Меня, однако, интересовал не столько внешний вид кареты, сколько ее внутреннее содержание, верней – содержимое. Полудетская ручка, белая, как шелковая бумага, чуть высовывалась из окна. Ореол длинных золотисто-пепельных локонов. И глаза. Столько времени прошло с тех пор, как я впервые увидел их, столько приключений и передряг испытал я в последующие годы по милости этих синих глаз – а мне и сейчас не под силу описать словами на бумаге, какое действие производили эти лучезарно чистые – о, как обманчива оказалась эта чистота! – глаза цвета мадридских небес, которые, как никто другой, умел запечатлевать на полотне любимый живописец нашего государя дон Диего Веласкес.

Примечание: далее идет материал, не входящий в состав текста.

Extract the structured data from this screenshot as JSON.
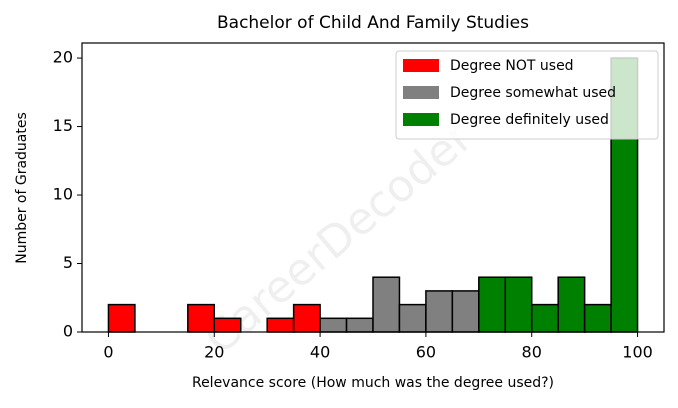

В том году Анхелике де Алькесар было, наверное, лет одиннадцать-двенадцать, со временем она обещала стать ослепительной красавицей и обещание свое сдержала, что году этак в 1635-м и засвидетельствовал все тот же дон Веласкес своей знаменитой картиной. Но более чем за десять лет до этого, в мартовское утро, предшествовавшее истории с англичанами, я понятия не имел о том, что за барышня – почти ребенок – каждые два-три дня проезжает в карете по улице Толедо в сторону Пласа-Майор и королевского дворца, где, как я узнал позже, состоит в менинах, то есть во фрейлинах королевы или юных принцесс, – честь, которой она обязана была своему дядюшке, арагонцу Луису де Алькесару, одному из самых влиятельных секретарей нашего государя. Мне же белокурая барышня в окошке кареты представала небесным видением, представлялась чудом из чудес и была так же невообразимо далека от меня и моей жизни, как, скажем, солнце или зажегшаяся на потемневшем небосклоне прекрасная звезда – от угла улицы Толедо, по которой высокомерно грохочущие колеса расшвыривали во все стороны комья грязи.